The schools have been trying to hammer out details since Notre Dame coach Brian Kelly first mentioned a desire to play the Bulldogs last fall.
“That was the first time our ears started to perk up a bit, once that comment was made,” McGarity said. “We really didn’t follow up on it other than to try to figure out what that relationship might be or when that opportunity might be.”
McGarity said negotiations began in earnest in January during a Sports Management Institute conference held on the UGA campus. During that event, Notre Dame senior associate AD Mike Harrity approached McGarity about the Fighting Irish’s sincere interest in playing the Bulldogs in the near future.
Josh Brooks, UGA’s associate athletic director for internal operations, “carried the ball from there” and worked out the details, McGarity said. There are no guarantees or appearance fees involved. The home teams will simply retain all the revenue the year they host the game.
“As our football schedules evolved with the start of our Atlantic Coast Conference competition in 2014, we had future games slated with top-drawer opponents in virtually all the major conferences,” Notre Dame athletic director Jack Swarbrick said. “One exception was the Southeastern Conference, so we are pleased now to be able to check that box.
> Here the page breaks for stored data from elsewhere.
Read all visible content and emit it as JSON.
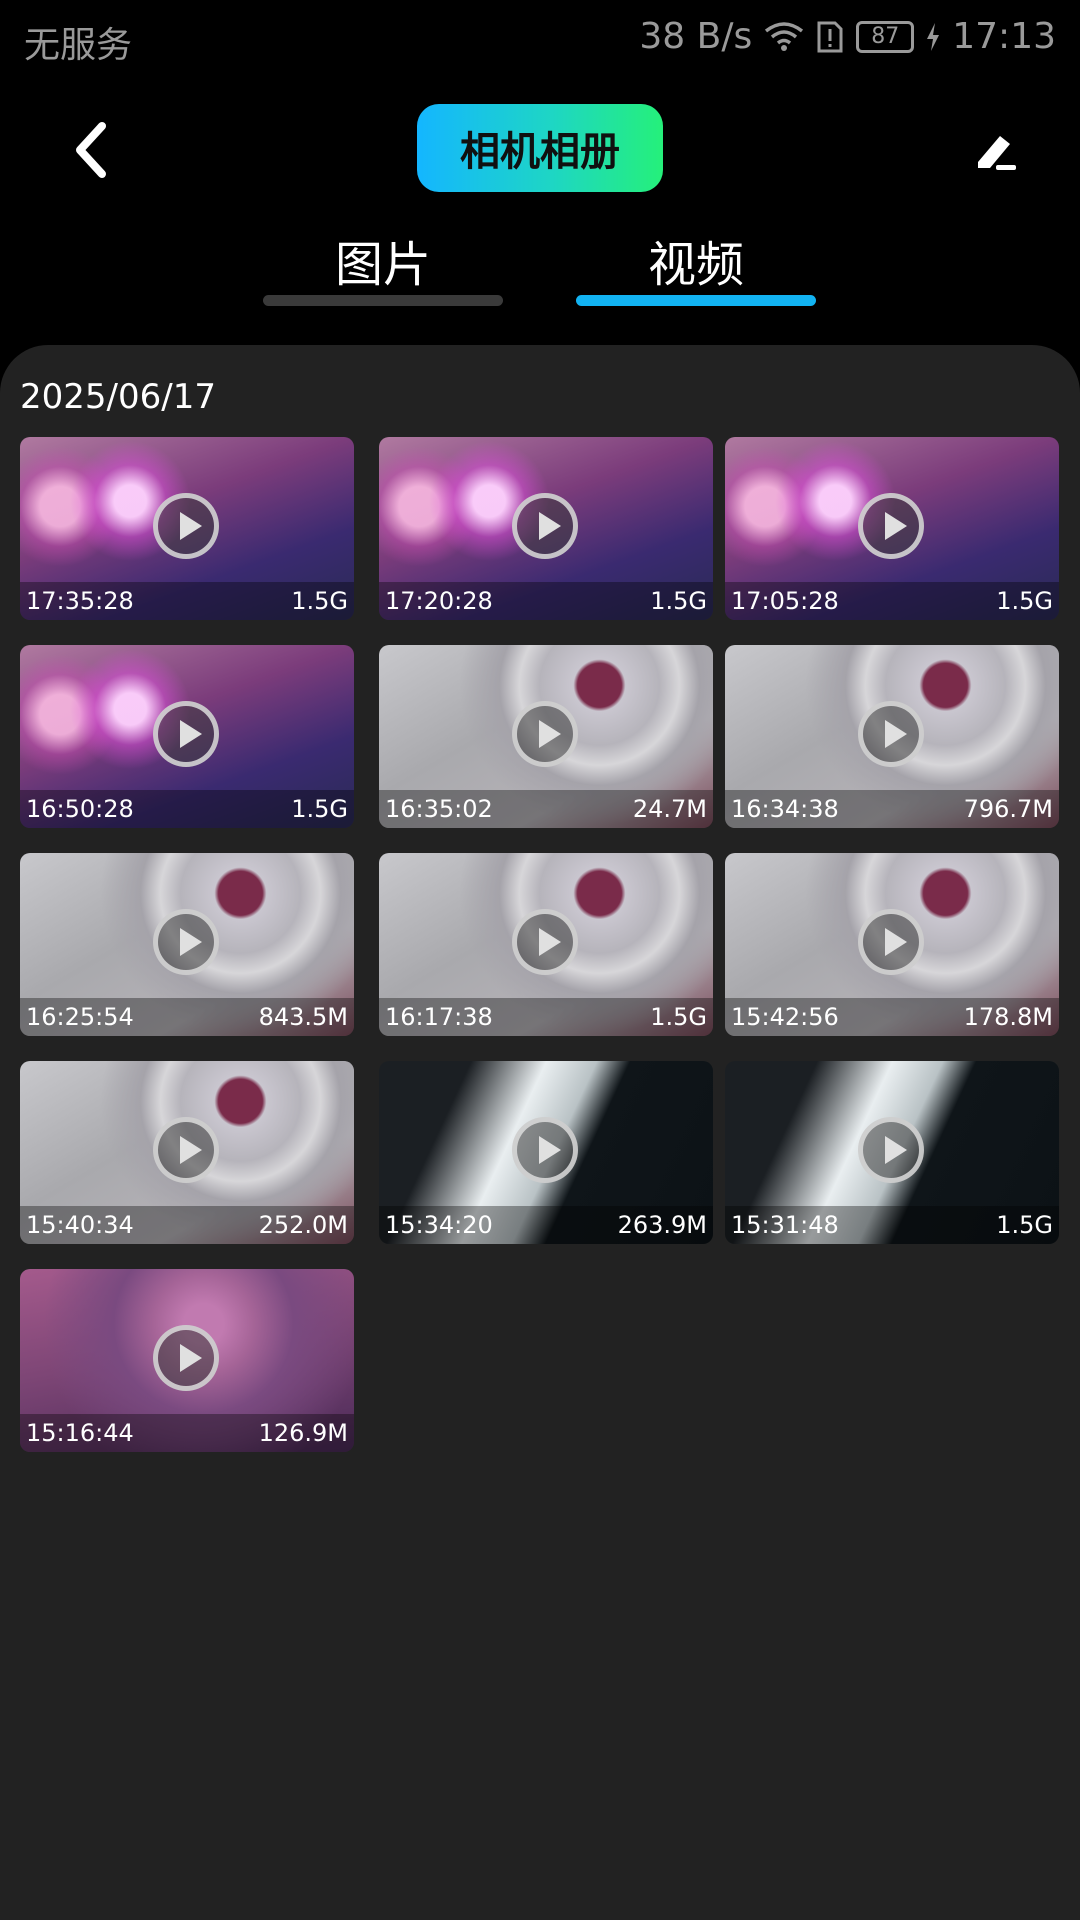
{
  "status_bar": {
    "carrier": "无服务",
    "speed": "38 B/s",
    "battery": "87",
    "time": "17:13"
  },
  "header": {
    "title": "相机相册"
  },
  "tabs": [
    {
      "label": "图片",
      "active": false
    },
    {
      "label": "视频",
      "active": true
    }
  ],
  "section": {
    "date": "2025/06/17"
  },
  "videos": [
    {
      "time": "17:35:28",
      "size": "1.5G",
      "thumb": "purple"
    },
    {
      "time": "17:20:28",
      "size": "1.5G",
      "thumb": "purple"
    },
    {
      "time": "17:05:28",
      "size": "1.5G",
      "thumb": "purple"
    },
    {
      "time": "16:50:28",
      "size": "1.5G",
      "thumb": "purple"
    },
    {
      "time": "16:35:02",
      "size": "24.7M",
      "thumb": "gray"
    },
    {
      "time": "16:34:38",
      "size": "796.7M",
      "thumb": "gray"
    },
    {
      "time": "16:25:54",
      "size": "843.5M",
      "thumb": "gray"
    },
    {
      "time": "16:17:38",
      "size": "1.5G",
      "thumb": "gray"
    },
    {
      "time": "15:42:56",
      "size": "178.8M",
      "thumb": "gray"
    },
    {
      "time": "15:40:34",
      "size": "252.0M",
      "thumb": "gray"
    },
    {
      "time": "15:34:20",
      "size": "263.9M",
      "thumb": "dark"
    },
    {
      "time": "15:31:48",
      "size": "1.5G",
      "thumb": "dark"
    },
    {
      "time": "15:16:44",
      "size": "126.9M",
      "thumb": "pink"
    }
  ],
  "colors": {
    "accent": "#12b3f2",
    "panel": "#222222",
    "title_gradient_start": "#14b6ff",
    "title_gradient_end": "#25f07a"
  }
}
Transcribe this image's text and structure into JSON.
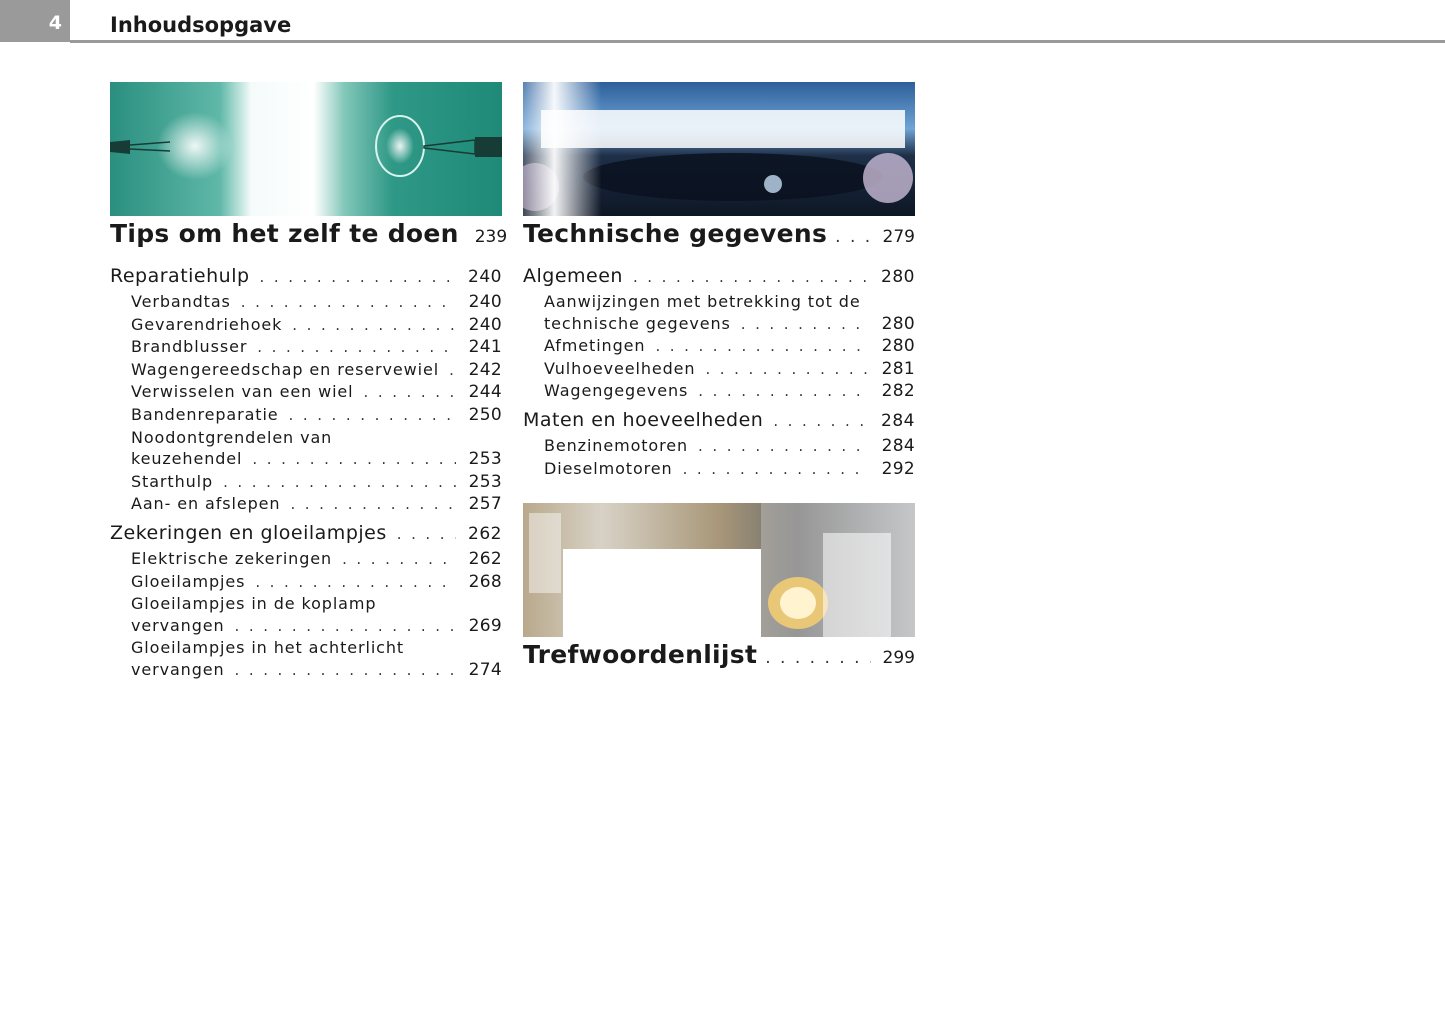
{
  "header": {
    "page_number": "4",
    "title": "Inhoudsopgave"
  },
  "dots": ". . . . . . . . . . . . . . . . . . . . . . . . . . . . . . . . . . . . . . . . . . .",
  "sections": [
    {
      "title": "Tips om het zelf te doen",
      "page": "239",
      "entries": [
        {
          "label": "Reparatiehulp",
          "page": "240"
        },
        {
          "label": "Verbandtas",
          "page": "240"
        },
        {
          "label": "Gevarendriehoek",
          "page": "240"
        },
        {
          "label": "Brandblusser",
          "page": "241"
        },
        {
          "label": "Wagengereedschap en reservewiel",
          "page": "242"
        },
        {
          "label": "Verwisselen van een wiel",
          "page": "244"
        },
        {
          "label": "Bandenreparatie",
          "page": "250"
        },
        {
          "label": "Noodontgrendelen van",
          "page": ""
        },
        {
          "label": "keuzehendel",
          "page": "253"
        },
        {
          "label": "Starthulp",
          "page": "253"
        },
        {
          "label": "Aan- en afslepen",
          "page": "257"
        },
        {
          "label": "Zekeringen en gloeilampjes",
          "page": "262"
        },
        {
          "label": "Elektrische zekeringen",
          "page": "262"
        },
        {
          "label": "Gloeilampjes",
          "page": "268"
        },
        {
          "label": "Gloeilampjes in de koplamp",
          "page": ""
        },
        {
          "label": "vervangen",
          "page": "269"
        },
        {
          "label": "Gloeilampjes in het achterlicht",
          "page": ""
        },
        {
          "label": "vervangen",
          "page": "274"
        }
      ]
    },
    {
      "title": "Technische gegevens",
      "page": "279",
      "entries": [
        {
          "label": "Algemeen",
          "page": "280"
        },
        {
          "label": "Aanwijzingen met betrekking tot de",
          "page": ""
        },
        {
          "label": "technische gegevens",
          "page": "280"
        },
        {
          "label": "Afmetingen",
          "page": "280"
        },
        {
          "label": "Vulhoeveelheden",
          "page": "281"
        },
        {
          "label": "Wagengegevens",
          "page": "282"
        },
        {
          "label": "Maten en hoeveelheden",
          "page": "284"
        },
        {
          "label": "Benzinemotoren",
          "page": "284"
        },
        {
          "label": "Dieselmotoren",
          "page": "292"
        }
      ]
    },
    {
      "title": "Trefwoordenlijst",
      "page": "299",
      "entries": []
    }
  ]
}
These will be two contests that will have great national appeal, in part because our only previous matchup came in a bowl game.”
Notre Dame has not played an SEC team in a regular-season game since defeating Tennessee 41-21 in 2005. Georgia last played on the home field of a major, nonconference football power such as Notre Dame in 1965, when it defeated Michigan 15-7.
But the Bulldogs traditionally play a relatively strong out-of-conference schedule. They play in-state rival Georgia Tech every year, will complete a home-and-home series with Clemson this year, and have played Boise State, Colorado, Arizona State and Oklahoma State in the past five years.
McGarity said he first mentioned the prospect of playing Notre Dame to football coach Mark Richt earlier this year and he was “all for it.” But McGarity added that “the scheduling component is really an administrative role.”
Said Richt: “Playing Notre Dame will be an honor and a great challenge for us. I have a lot of respect for the job coach Kelly is doing there, and I’m sure college football fans across the country will enjoy watching our two teams compete.”
With college football moving to a four-team playoff to determine a national champion this fall, strength-of-schedule is expected to become an increasingly important component for getting into that mix. A committee will select the four participating teams based on records and other criteria
“I think everyone’s guessing at this point in time how each committee member will determine that,” McGarity said. “Certainly strength of schedule is important and we want to do that. But the University of Georgia was doing this long before this formula became the measuring stick it is now.”
For Dooley and most other Georgia fans, it’s not about all that.
“I think it’s great and am really glad that it will finally happen,” Dooley said. “To me, it’s very natural (to play Notre Dame) and I think it’ll be great for both schools. Georgia’s tradition with Notre Dame includes (former coach) Harry Mehre and bunch of other coaches from there back then. It’s good news for both institutions.”